Using Red Hat OpenShift AI¶

Red Hat OpenShift AI is a cloud-native AI platform that bundles together many popular model management projects, including KServe.

This example shows how to use KServe with RHOAI to deploy a model on OpenShift, using a modelcar image to load the model without requiring any connection to Huggingface Hub.

Deploying with KServe¶

Prerequisites

A running Kubernetes cluster with RHOAI installed
Image pull credentials for registry.redhat.io/rhelai1
Spyre accelerators available in the cluster

Create a ServingRuntime to serve your models.

  oc apply -f - <<EOF
  apiVersion: serving.kserve.io/v1alpha1
  kind: ServingRuntime
  metadata:
    name: vllm-spyre-runtime
    annotations:
      openshift.io/display-name: vLLM IBM Spyre ServingRuntime for KServe
      opendatahub.io/recommended-accelerators: '["ibm.com/aiu_pf"]'
    labels:
      opendatahub.io/dashboard: "true"
  spec:
    multiModel: false
    supportedModelFormats:
      - autoSelect: true
        name: vLLM
    containers:
      - name: kserve-container
        image: quay.io/ibm-aiu/vllm-spyre:latest.amd64
        args:
          - /mnt/models
          - --served-model-name={{.Name}}
        env:
          - name: HF_HOME
            value: /tmp/hf_home
          # Static batching configurations can also be set on each InferenceService
          - name: VLLM_SPYRE_WARMUP_BATCH_SIZES
            value: '4'
          - name: VLLM_SPYRE_WARMUP_PROMPT_LENS
            value: '1024'
          - name: VLLM_SPYRE_WARMUP_NEW_TOKENS
            value: '256'
        ports:
          - containerPort: 8000
            protocol: TCP
  EOF

Create an InferenceService for each model you want to deploy.

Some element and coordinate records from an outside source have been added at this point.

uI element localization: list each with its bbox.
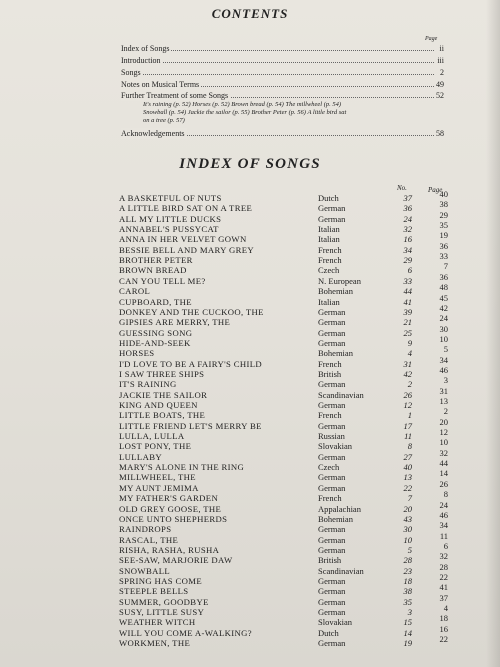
song-origin: Slovakian <box>318 617 352 628</box>
song-number: 18 <box>403 576 412 586</box>
song-title: GIPSIES ARE MERRY, THE <box>119 317 231 328</box>
song-title: WILL YOU COME A-WALKING? <box>119 627 252 638</box>
song-origin: Italian <box>318 296 340 307</box>
song-page: 29 <box>439 209 448 220</box>
toc-entry-page: 52 <box>436 91 444 100</box>
song-number: 39 <box>403 306 412 317</box>
song-origin: Italian <box>318 224 340 235</box>
toc-entry-label: Further Treatment of some Songs <box>121 91 229 100</box>
song-number: 13 <box>403 472 412 483</box>
song-number: 3 <box>407 607 412 617</box>
song-page: 10 <box>439 333 448 344</box>
song-origin: German <box>318 451 346 462</box>
song-title: BROWN BREAD <box>119 265 187 276</box>
song-number: 44 <box>403 286 412 297</box>
song-title: LULLABY <box>119 451 162 462</box>
song-origin: French <box>318 244 342 255</box>
song-title: SUMMER, GOODBYE <box>119 596 209 607</box>
song-number: 6 <box>407 265 412 276</box>
song-origin: German <box>318 327 346 338</box>
song-page: 8 <box>443 489 448 500</box>
song-origin: German <box>318 400 346 410</box>
song-page: 37 <box>439 592 448 603</box>
toc-entry-page: 2 <box>440 68 444 77</box>
song-origin: German <box>318 379 346 390</box>
song-origin: Dutch <box>318 193 339 203</box>
toc-entry-label: Introduction <box>121 56 161 65</box>
song-number: 4 <box>407 348 412 359</box>
index-heading: INDEX OF SONGS <box>179 156 321 172</box>
song-origin: German <box>318 524 346 535</box>
song-number: 30 <box>403 524 412 535</box>
song-title: IT'S RAINING <box>119 379 177 390</box>
song-number: 40 <box>403 462 412 473</box>
song-origin: German <box>318 472 346 483</box>
song-origin: British <box>318 555 342 566</box>
song-number: 27 <box>403 451 412 462</box>
song-origin: Russian <box>318 431 345 441</box>
song-number: 37 <box>403 193 412 203</box>
song-title: LITTLE FRIEND LET'S MERRY BE <box>119 420 262 431</box>
song-origin: Bohemian <box>318 348 353 359</box>
song-origin: Czech <box>318 265 340 276</box>
toc-subentries-line: on a tree (p. 57) <box>143 117 185 124</box>
song-title: MILLWHEEL, THE <box>119 472 196 483</box>
song-page: 41 <box>439 582 448 593</box>
toc-entry-page: 49 <box>436 80 444 89</box>
song-page: 30 <box>439 323 448 334</box>
song-number: 11 <box>404 431 412 441</box>
song-title: ONCE UNTO SHEPHERDS <box>119 513 228 524</box>
song-page: 33 <box>439 251 448 262</box>
toc-subentries-line: Snowball (p. 54) Jackie the sailor (p. 55) Brother Peter (p. 56) A little bird sat <box>143 109 347 116</box>
song-origin: German <box>318 203 346 214</box>
song-title: HIDE-AND-SEEK <box>119 337 191 348</box>
song-origin: German <box>318 306 346 317</box>
song-number: 2 <box>407 379 412 390</box>
song-title: A BASKETFUL OF NUTS <box>119 193 222 203</box>
song-origin: German <box>318 586 346 597</box>
contents-page-column-label: Page <box>425 36 438 42</box>
song-page: 22 <box>439 572 448 582</box>
song-title: WORKMEN, THE <box>119 638 191 648</box>
song-page: 46 <box>439 509 448 520</box>
song-origin: German <box>318 482 346 493</box>
song-title: BESSIE BELL AND MARY GREY <box>119 244 255 255</box>
toc-subentries-line: It's raining (p. 52) Horses (p. 52) Brown bread (p. 54) The millwheel (p. 54) <box>143 101 342 108</box>
song-origin: German <box>318 596 346 607</box>
song-number: 33 <box>403 275 412 286</box>
song-number: 35 <box>403 596 412 607</box>
song-title: SUSY, LITTLE SUSY <box>119 607 205 617</box>
toc-entry-label: Index of Songs <box>121 44 170 53</box>
song-page: 19 <box>439 230 448 241</box>
song-origin: German <box>318 337 346 348</box>
index-no-column-label: No. <box>397 184 407 192</box>
song-title: LITTLE BOATS, THE <box>119 410 206 421</box>
song-page: 5 <box>443 344 448 355</box>
song-number: 14 <box>403 627 412 638</box>
song-page: 24 <box>439 313 448 324</box>
song-page: 6 <box>443 540 448 551</box>
song-page: 44 <box>439 458 448 469</box>
song-page: 2 <box>443 406 448 417</box>
song-page: 36 <box>439 240 448 251</box>
index-page-column-label: Page <box>428 186 443 194</box>
song-number: 9 <box>407 337 412 348</box>
song-page: 32 <box>439 447 448 458</box>
song-title: BROTHER PETER <box>119 255 193 266</box>
song-title: RASCAL, THE <box>119 534 179 545</box>
song-page: 24 <box>439 499 448 510</box>
song-number: 23 <box>403 565 412 576</box>
song-origin: Scandinavian <box>318 565 364 576</box>
song-title: MY FATHER'S GARDEN <box>119 493 219 504</box>
toc-entry-label: Songs <box>121 68 141 77</box>
song-number: 7 <box>407 493 412 504</box>
toc-entry-label: Notes on Musical Terms <box>121 80 200 89</box>
song-origin: French <box>318 410 342 421</box>
song-number: 26 <box>403 389 412 400</box>
song-title: RISHA, RASHA, RUSHA <box>119 544 220 555</box>
song-page: 14 <box>439 468 448 479</box>
song-origin: N. European <box>318 275 361 286</box>
song-title: JACKIE THE SAILOR <box>119 389 208 400</box>
song-number: 10 <box>403 534 412 545</box>
song-origin: Italian <box>318 234 340 245</box>
song-title: RAINDROPS <box>119 524 172 535</box>
song-number: 25 <box>403 327 412 338</box>
song-page: 46 <box>439 364 448 375</box>
song-number: 24 <box>403 213 412 224</box>
toc-entry-page: 58 <box>436 129 444 138</box>
song-title: ALL MY LITTLE DUCKS <box>119 213 222 224</box>
song-title: DONKEY AND THE CUCKOO, THE <box>119 306 264 317</box>
song-title: WEATHER WITCH <box>119 617 196 628</box>
song-origin: German <box>318 420 346 431</box>
song-title: CAROL <box>119 286 151 297</box>
song-page: 12 <box>439 427 448 437</box>
toc-entry-page: ii <box>439 44 444 53</box>
song-page: 20 <box>439 416 448 427</box>
song-title: CAN YOU TELL ME? <box>119 275 206 286</box>
song-origin: German <box>318 576 346 586</box>
song-page: 4 <box>443 603 448 613</box>
song-origin: Appalachian <box>318 503 361 514</box>
song-title: MARY'S ALONE IN THE RING <box>119 462 245 473</box>
song-page: 22 <box>439 634 448 644</box>
song-title: A LITTLE BIRD SAT ON A TREE <box>119 203 253 214</box>
song-number: 38 <box>403 586 412 597</box>
song-title: LOST PONY, THE <box>119 441 192 452</box>
song-number: 28 <box>403 555 412 566</box>
song-page: 16 <box>439 623 448 634</box>
song-number: 16 <box>403 234 412 245</box>
song-number: 29 <box>403 255 412 266</box>
song-page: 32 <box>439 551 448 562</box>
song-page: 7 <box>443 261 448 272</box>
song-title: OLD GREY GOOSE, THE <box>119 503 222 514</box>
song-page: 35 <box>439 220 448 231</box>
song-page: 34 <box>439 354 448 365</box>
song-origin: Scandinavian <box>318 389 364 400</box>
song-number: 41 <box>403 296 412 307</box>
song-title: STEEPLE BELLS <box>119 586 189 597</box>
song-title: HORSES <box>119 348 155 359</box>
song-page: 11 <box>439 530 448 541</box>
toc-entry-label: Acknowledgements <box>121 129 185 138</box>
song-title: LULLA, LULLA <box>119 431 185 441</box>
song-origin: German <box>318 607 346 617</box>
song-page: 26 <box>439 478 448 489</box>
song-origin: British <box>318 368 342 379</box>
song-number: 5 <box>407 544 412 555</box>
song-origin: French <box>318 493 342 504</box>
song-origin: French <box>318 255 342 266</box>
song-origin: Bohemian <box>318 513 353 524</box>
song-origin: Czech <box>318 462 340 473</box>
song-origin: Slovakian <box>318 441 352 452</box>
song-page: 18 <box>439 613 448 624</box>
song-origin: German <box>318 317 346 328</box>
toc-entry-page: iii <box>437 56 444 65</box>
toc-entry <box>121 43 444 54</box>
song-page: 28 <box>439 561 448 572</box>
song-number: 34 <box>403 244 412 255</box>
toc-entry <box>121 79 444 90</box>
song-number: 32 <box>403 224 412 235</box>
song-page: 31 <box>439 385 448 396</box>
song-number: 21 <box>403 317 412 328</box>
song-number: 31 <box>403 358 412 369</box>
song-title: SPRING HAS COME <box>119 576 202 586</box>
song-number: 19 <box>403 638 412 648</box>
song-number: 8 <box>407 441 412 452</box>
song-title: ANNA IN HER VELVET GOWN <box>119 234 247 245</box>
song-title: I SAW THREE SHIPS <box>119 368 205 379</box>
song-number: 42 <box>403 368 412 379</box>
song-title: MY AUNT JEMIMA <box>119 482 199 493</box>
toc-entry <box>121 55 444 66</box>
song-page: 40 <box>439 189 448 199</box>
song-origin: German <box>318 534 346 545</box>
song-page: 3 <box>443 375 448 386</box>
song-title: SEE-SAW, MARJORIE DAW <box>119 555 233 566</box>
song-page: 45 <box>439 292 448 303</box>
song-number: 20 <box>403 503 412 514</box>
song-title: GUESSING SONG <box>119 327 193 338</box>
contents-heading: CONTENTS <box>211 6 289 21</box>
song-number: 15 <box>403 617 412 628</box>
song-title: SNOWBALL <box>119 565 171 576</box>
song-page: 10 <box>439 437 448 448</box>
song-number: 43 <box>403 513 412 524</box>
song-origin: Dutch <box>318 627 339 638</box>
song-number: 22 <box>403 482 412 493</box>
song-page: 42 <box>439 302 448 313</box>
song-title: CUPBOARD, THE <box>119 296 192 307</box>
song-page: 13 <box>439 396 448 406</box>
song-origin: German <box>318 638 346 648</box>
song-number: 12 <box>403 400 412 410</box>
song-page: 48 <box>439 282 448 293</box>
toc-entry <box>121 90 444 101</box>
song-number: 17 <box>403 420 412 431</box>
song-origin: German <box>318 213 346 224</box>
song-origin: French <box>318 358 342 369</box>
song-number: 36 <box>403 203 412 214</box>
song-title: ANNABEL'S PUSSYCAT <box>119 224 219 235</box>
song-number: 1 <box>407 410 412 421</box>
song-origin: German <box>318 544 346 555</box>
song-title: I'D LOVE TO BE A FAIRY'S CHILD <box>119 358 262 369</box>
toc-entry <box>121 128 444 139</box>
song-title: KING AND QUEEN <box>119 400 198 410</box>
song-page: 36 <box>439 271 448 282</box>
song-page: 38 <box>439 199 448 210</box>
song-page: 34 <box>439 520 448 531</box>
toc-entry <box>121 67 444 78</box>
song-origin: Bohemian <box>318 286 353 297</box>
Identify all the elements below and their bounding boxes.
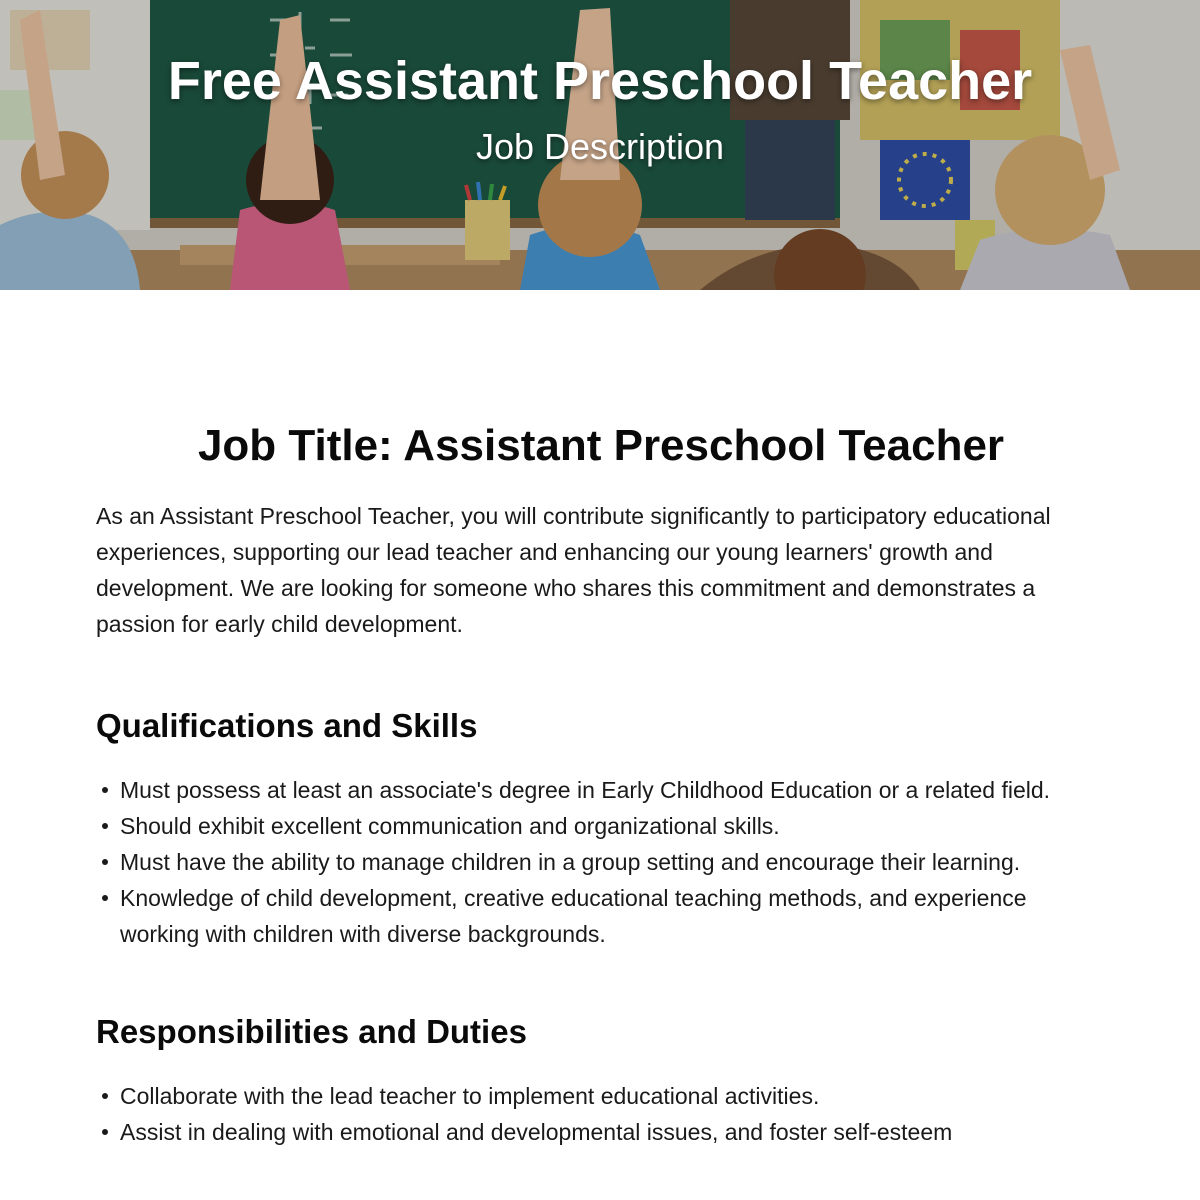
qualification-item: Knowledge of child development, creative educational teaching methods, and experience working with children with diverse backgrounds.	[96, 880, 1106, 952]
hero-banner	[0, 0, 1200, 290]
hero-subtitle: Job Description	[475, 126, 725, 167]
qualification-item: Must have the ability to manage children in a group setting and encourage their learning.	[96, 844, 1106, 880]
intro-paragraph: As an Assistant Preschool Teacher, you will contribute significantly to participatory educational experiences, supporting our lead teacher and enhancing our young learners' growth and development. We are looking for someone who shares this commitment and demonstrates a passion for early child development.	[96, 503, 1051, 637]
qualification-item: Should exhibit excellent communication and organizational skills.	[96, 808, 1106, 844]
document-body	[96, 420, 1106, 1150]
responsibility-item: Assist in dealing with emotional and developmental issues, and foster self-esteem	[96, 1114, 1106, 1150]
qualification-item: Must possess at least an associate's degree in Early Childhood Education or a related field.	[96, 772, 1106, 808]
job-title-heading: Job Title: Assistant Preschool Teacher	[197, 421, 1005, 470]
responsibilities-heading: Responsibilities and Duties	[96, 1013, 527, 1050]
responsibilities-list	[96, 1078, 1106, 1150]
hero-title: Free Assistant Preschool Teacher	[167, 51, 1033, 111]
qualifications-heading: Qualifications and Skills	[96, 707, 478, 744]
qualifications-list	[96, 772, 1106, 952]
responsibility-item: Collaborate with the lead teacher to implement educational activities.	[96, 1078, 1106, 1114]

This example demonstrates how to deploy the Granite model ibm-granite/granite-3.1-8b-instruct.

oc apply -f - <<EOF
apiVersion: serving.kserve.io/v1beta1
kind: InferenceService
metadata:
  annotations:
    openshift.io/display-name: granite-3-1-8b-instruct
    serving.kserve.io/deploymentMode: RawDeployment
  name: granite-3-1-8b-instruct
  labels:
    opendatahub.io/dashboard: 'true'
spec:
  predictor:
    imagePullSecrets:
      - name: oci-registry
    maxReplicas: 1
    minReplicas: 1
    model:
      modelFormat:
        name: vLLM
      name: ''
      resources:
        limits:
          ibm.com/aiu_pf: '1'
        requests:
          ibm.com/aiu_pf: '1'
      runtime: vllm-spyre-runtime
      storageUri: 'oci://registry.redhat.io/rhelai1/modelcar-granite-3-1-8b-instruct:1.5'
      volumeMounts:
        - mountPath: /dev/shm
          name: shm
    schedulerName: aiu-scheduler
    tolerations:
      - effect: NoSchedule
        key: ibm.com/aiu_pf
        operator: Exists
              spec:
    volumes:
      # This volume may need to be larger for bigger models and running tensor-parallel inference with more cards
      - name: shm
        emptyDir:
          medium: Memory
          sizeLimit: "2Gi"
EOF

To test your InferenceService, refer to the KServe documentation on model inference with vLLM.